Jessica Javelet
- Born: June 25, 1985 (age 41)
- Height: 1.69 m (5 ft 6+1⁄2 in)
- Weight: 62 kg (137 lb; 9 st 11 lb)

Rugby union career
- Position: Wing

International career
- Years: Team / Apps / (Points)
- 2017: United States / 3 / (5)

National sevens team
- Years: Team /  / Comps
- 2014: United States

= Jessica Javelet =

American rugby union player

Jessica Javelet (born June 25, 1985) is an American rugby union player. She attended the University of Louisville from 2003 to 2007, where she played field hockey. She led the nation in scoring her junior season (2005), and she finished her career as a three-time All-American and the school record-holder for both points and goals.
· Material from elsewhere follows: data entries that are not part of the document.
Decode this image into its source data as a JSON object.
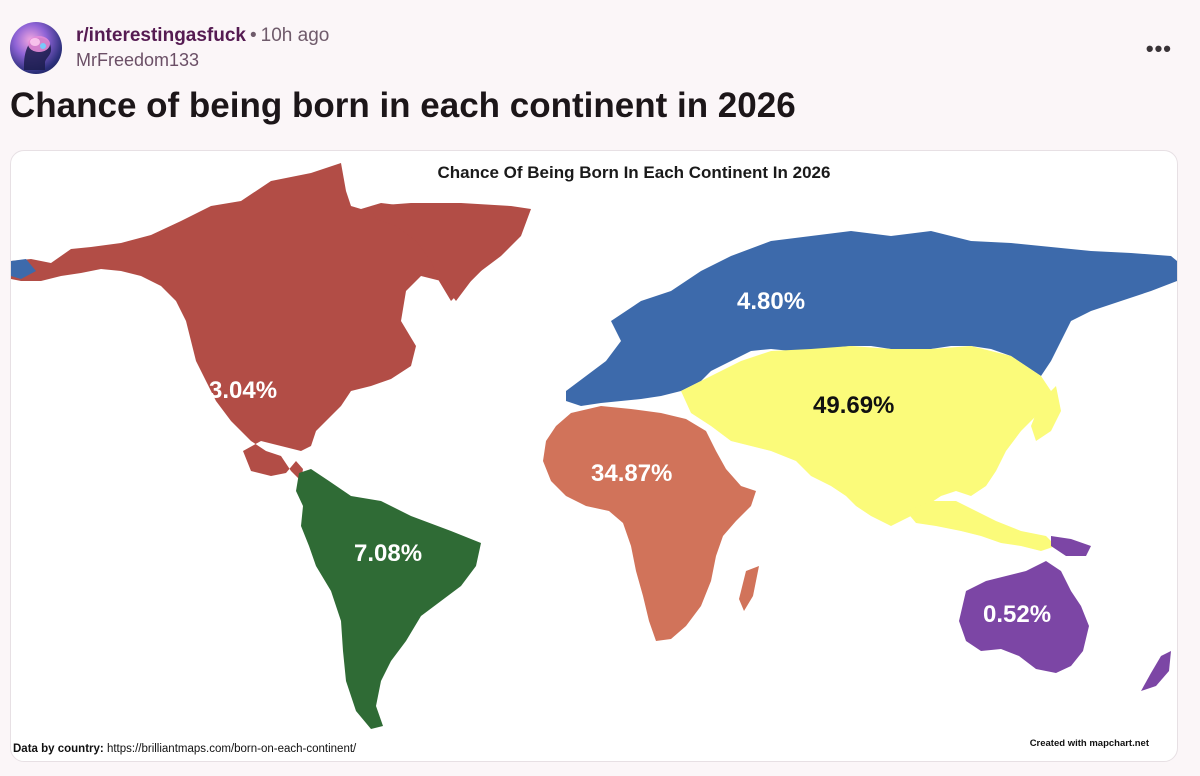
{
  "post": {
    "subreddit": "r/interestingasfuck",
    "separator": "•",
    "time_ago": "10h ago",
    "author": "MrFreedom133",
    "more_label": "•••",
    "title": "Chance of being born in each continent in 2026"
  },
  "map": {
    "title": "Chance Of Being Born In Each Continent In 2026",
    "footer_label": "Data by country:",
    "footer_url": "https://brilliantmaps.com/born-on-each-continent/",
    "credit": "Created with mapchart.net",
    "continents": [
      {
        "name": "North America",
        "label": "3.04%",
        "color": "#b24d46"
      },
      {
        "name": "Europe",
        "label": "4.80%",
        "color": "#3d6aab"
      },
      {
        "name": "Asia",
        "label": "49.69%",
        "color": "#fbfb7a"
      },
      {
        "name": "Africa",
        "label": "34.87%",
        "color": "#d1735a"
      },
      {
        "name": "South America",
        "label": "7.08%",
        "color": "#2f6b35"
      },
      {
        "name": "Oceania",
        "label": "0.52%",
        "color": "#7c46a5"
      }
    ]
  }
}
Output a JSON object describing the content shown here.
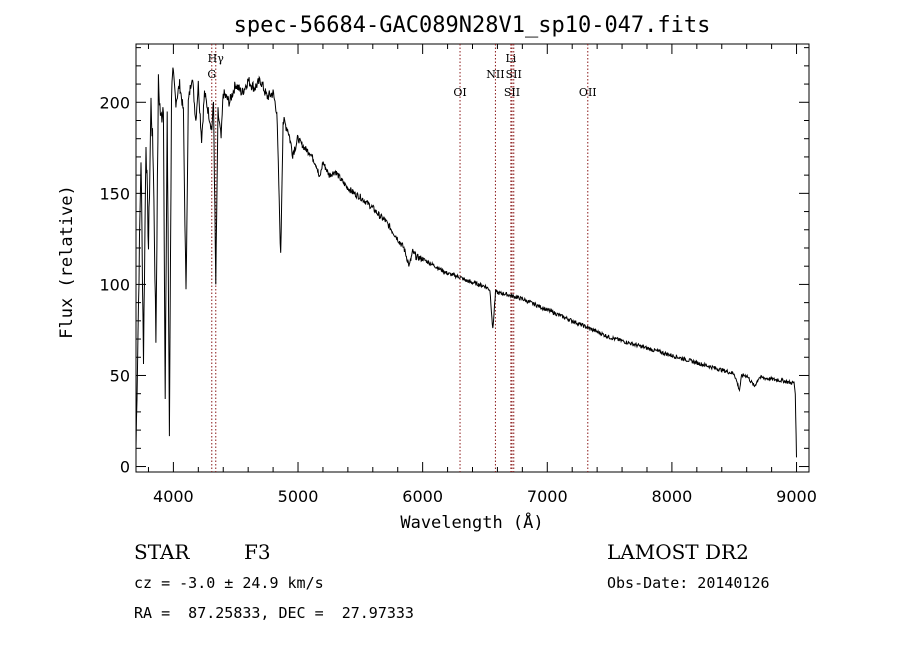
{
  "chart_data": {
    "type": "line",
    "title": "spec-56684-GAC089N28V1_sp10-047.fits",
    "xlabel": "Wavelength (Å)",
    "ylabel": "Flux (relative)",
    "xlim": [
      3700,
      9100
    ],
    "ylim": [
      -3,
      232
    ],
    "xticks": [
      4000,
      5000,
      6000,
      7000,
      8000,
      9000
    ],
    "yticks": [
      0,
      50,
      100,
      150,
      200
    ],
    "grid": false,
    "lines": [
      {
        "label": "Hγ",
        "wavelength": 4340,
        "row": 0
      },
      {
        "label": "G",
        "wavelength": 4308,
        "row": 1
      },
      {
        "label": "OI",
        "wavelength": 6300,
        "row": 2
      },
      {
        "label": "Li",
        "wavelength": 6708,
        "row": 0
      },
      {
        "label": "NII",
        "wavelength": 6584,
        "row": 1
      },
      {
        "label": "SII",
        "wavelength": 6731,
        "row": 1
      },
      {
        "label": "SII",
        "wavelength": 6717,
        "row": 2
      },
      {
        "label": "OII",
        "wavelength": 7325,
        "row": 2
      }
    ],
    "spectrum": [
      [
        3700,
        10
      ],
      [
        3720,
        90
      ],
      [
        3740,
        170
      ],
      [
        3760,
        60
      ],
      [
        3780,
        180
      ],
      [
        3800,
        120
      ],
      [
        3820,
        200
      ],
      [
        3840,
        165
      ],
      [
        3860,
        70
      ],
      [
        3880,
        210
      ],
      [
        3900,
        190
      ],
      [
        3920,
        200
      ],
      [
        3934,
        35
      ],
      [
        3950,
        195
      ],
      [
        3968,
        20
      ],
      [
        3985,
        205
      ],
      [
        4000,
        215
      ],
      [
        4020,
        200
      ],
      [
        4050,
        210
      ],
      [
        4080,
        195
      ],
      [
        4101,
        95
      ],
      [
        4120,
        200
      ],
      [
        4150,
        215
      ],
      [
        4180,
        190
      ],
      [
        4200,
        210
      ],
      [
        4226,
        180
      ],
      [
        4250,
        205
      ],
      [
        4280,
        195
      ],
      [
        4308,
        185
      ],
      [
        4322,
        200
      ],
      [
        4340,
        100
      ],
      [
        4358,
        195
      ],
      [
        4383,
        180
      ],
      [
        4400,
        205
      ],
      [
        4450,
        200
      ],
      [
        4500,
        210
      ],
      [
        4550,
        205
      ],
      [
        4600,
        212
      ],
      [
        4650,
        208
      ],
      [
        4700,
        212
      ],
      [
        4750,
        203
      ],
      [
        4800,
        205
      ],
      [
        4830,
        195
      ],
      [
        4861,
        115
      ],
      [
        4880,
        190
      ],
      [
        4920,
        185
      ],
      [
        4957,
        172
      ],
      [
        5000,
        180
      ],
      [
        5050,
        175
      ],
      [
        5100,
        172
      ],
      [
        5150,
        165
      ],
      [
        5172,
        158
      ],
      [
        5200,
        167
      ],
      [
        5250,
        160
      ],
      [
        5300,
        162
      ],
      [
        5350,
        157
      ],
      [
        5400,
        153
      ],
      [
        5450,
        150
      ],
      [
        5500,
        148
      ],
      [
        5550,
        145
      ],
      [
        5600,
        142
      ],
      [
        5650,
        138
      ],
      [
        5700,
        135
      ],
      [
        5750,
        130
      ],
      [
        5800,
        125
      ],
      [
        5850,
        120
      ],
      [
        5893,
        110
      ],
      [
        5920,
        118
      ],
      [
        5950,
        115
      ],
      [
        6000,
        114
      ],
      [
        6050,
        112
      ],
      [
        6100,
        110
      ],
      [
        6150,
        108
      ],
      [
        6200,
        106
      ],
      [
        6250,
        105
      ],
      [
        6300,
        104
      ],
      [
        6350,
        102
      ],
      [
        6400,
        101
      ],
      [
        6450,
        100
      ],
      [
        6500,
        99
      ],
      [
        6540,
        97
      ],
      [
        6563,
        75
      ],
      [
        6585,
        96
      ],
      [
        6620,
        95
      ],
      [
        6650,
        95
      ],
      [
        6700,
        94
      ],
      [
        6750,
        93
      ],
      [
        6800,
        92
      ],
      [
        6900,
        89
      ],
      [
        7000,
        86
      ],
      [
        7100,
        83
      ],
      [
        7200,
        80
      ],
      [
        7300,
        77
      ],
      [
        7400,
        74
      ],
      [
        7500,
        71
      ],
      [
        7600,
        69
      ],
      [
        7700,
        67
      ],
      [
        7800,
        65
      ],
      [
        7900,
        63
      ],
      [
        8000,
        61
      ],
      [
        8100,
        59
      ],
      [
        8200,
        57
      ],
      [
        8300,
        55
      ],
      [
        8400,
        53
      ],
      [
        8500,
        51
      ],
      [
        8542,
        42
      ],
      [
        8560,
        50
      ],
      [
        8600,
        50
      ],
      [
        8662,
        44
      ],
      [
        8700,
        49
      ],
      [
        8800,
        48
      ],
      [
        8900,
        47
      ],
      [
        8950,
        46
      ],
      [
        8980,
        46
      ],
      [
        8990,
        40
      ],
      [
        9000,
        5
      ]
    ]
  },
  "info": {
    "class_label": "STAR",
    "subclass": "F3",
    "cz": "cz = -3.0 ± 24.9 km/s",
    "coords": "RA =  87.25833, DEC =  27.97333",
    "survey": "LAMOST DR2",
    "obs_date": "Obs-Date: 20140126"
  }
}
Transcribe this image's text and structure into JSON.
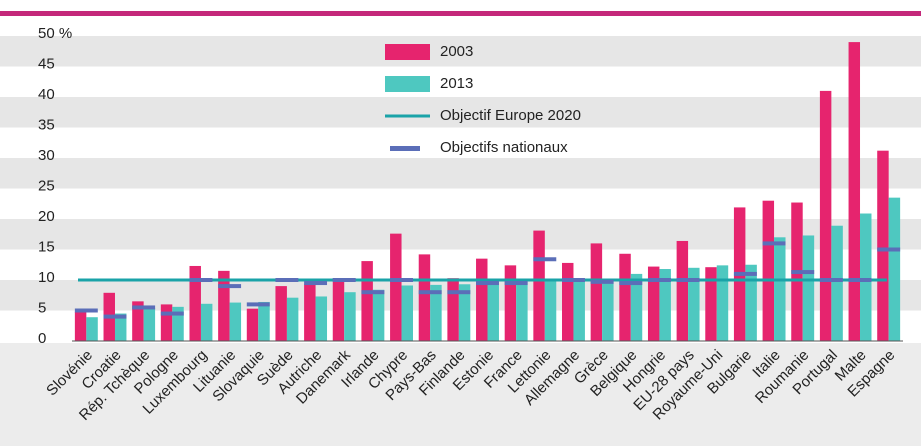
{
  "chart_data": {
    "type": "bar",
    "categories": [
      "Slovénie",
      "Croatie",
      "Rép. Tchèque",
      "Pologne",
      "Luxembourg",
      "Lituanie",
      "Slovaquie",
      "Suède",
      "Autriche",
      "Danemark",
      "Irlande",
      "Chypre",
      "Pays-Bas",
      "Finlande",
      "Estonie",
      "France",
      "Lettonie",
      "Allemagne",
      "Grèce",
      "Belgique",
      "Hongrie",
      "EU-28 pays",
      "Royaume-Uni",
      "Bulgarie",
      "Italie",
      "Roumanie",
      "Portugal",
      "Malte",
      "Espagne"
    ],
    "series": [
      {
        "name": "2003",
        "color": "#e6246e",
        "values": [
          4.8,
          7.9,
          6.5,
          6,
          12.3,
          11.5,
          5.3,
          9,
          9.3,
          10.3,
          13.1,
          17.6,
          14.2,
          10.3,
          13.5,
          12.4,
          18.1,
          12.8,
          16,
          14.3,
          12.2,
          16.4,
          12.1,
          21.9,
          23,
          22.7,
          41,
          49,
          31.2
        ]
      },
      {
        "name": "2013",
        "color": "#4ec8c0",
        "values": [
          3.9,
          4.5,
          5.4,
          5.6,
          6.1,
          6.3,
          6.4,
          7.1,
          7.3,
          8,
          8.4,
          9.1,
          9.2,
          9.3,
          9.7,
          9.7,
          9.8,
          9.9,
          10.1,
          11,
          11.8,
          12,
          12.4,
          12.5,
          17,
          17.3,
          18.9,
          20.9,
          23.5
        ]
      },
      {
        "name": "Objectifs nationaux",
        "color": "#5b6eb8",
        "type": "marker",
        "values": [
          5,
          4,
          5.5,
          4.5,
          10,
          9,
          6,
          10,
          9.5,
          10,
          8,
          10,
          8,
          8,
          9.5,
          9.5,
          13.4,
          10,
          9.7,
          9.5,
          10,
          10,
          null,
          11,
          16,
          11.3,
          10,
          10,
          15
        ]
      }
    ],
    "objective": {
      "name": "Objectif Europe 2020",
      "value": 10,
      "color": "#1aa3a8"
    },
    "ylim": [
      0,
      50
    ],
    "yticks": [
      0,
      5,
      10,
      15,
      20,
      25,
      30,
      35,
      40,
      45,
      {
        "value": 50,
        "label": "50 %"
      }
    ],
    "bands": true
  }
}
She was also a three-time academic All-American, a finalist for the NCAA Woman of the Year Award, and the valedictorian of her 2007 class, having graduated with a 4.0 GPA in marketing. She is a former field hockey player and played for the United States women's team from 2006 to 2009.

She made her debut for the sevens team at the 2014 USA Women's Sevens. Javelet was selected for the sevens team for the Rio Olympics. She and her team won their first Olympic match in Rio against Colombia by 48 points to 0 points.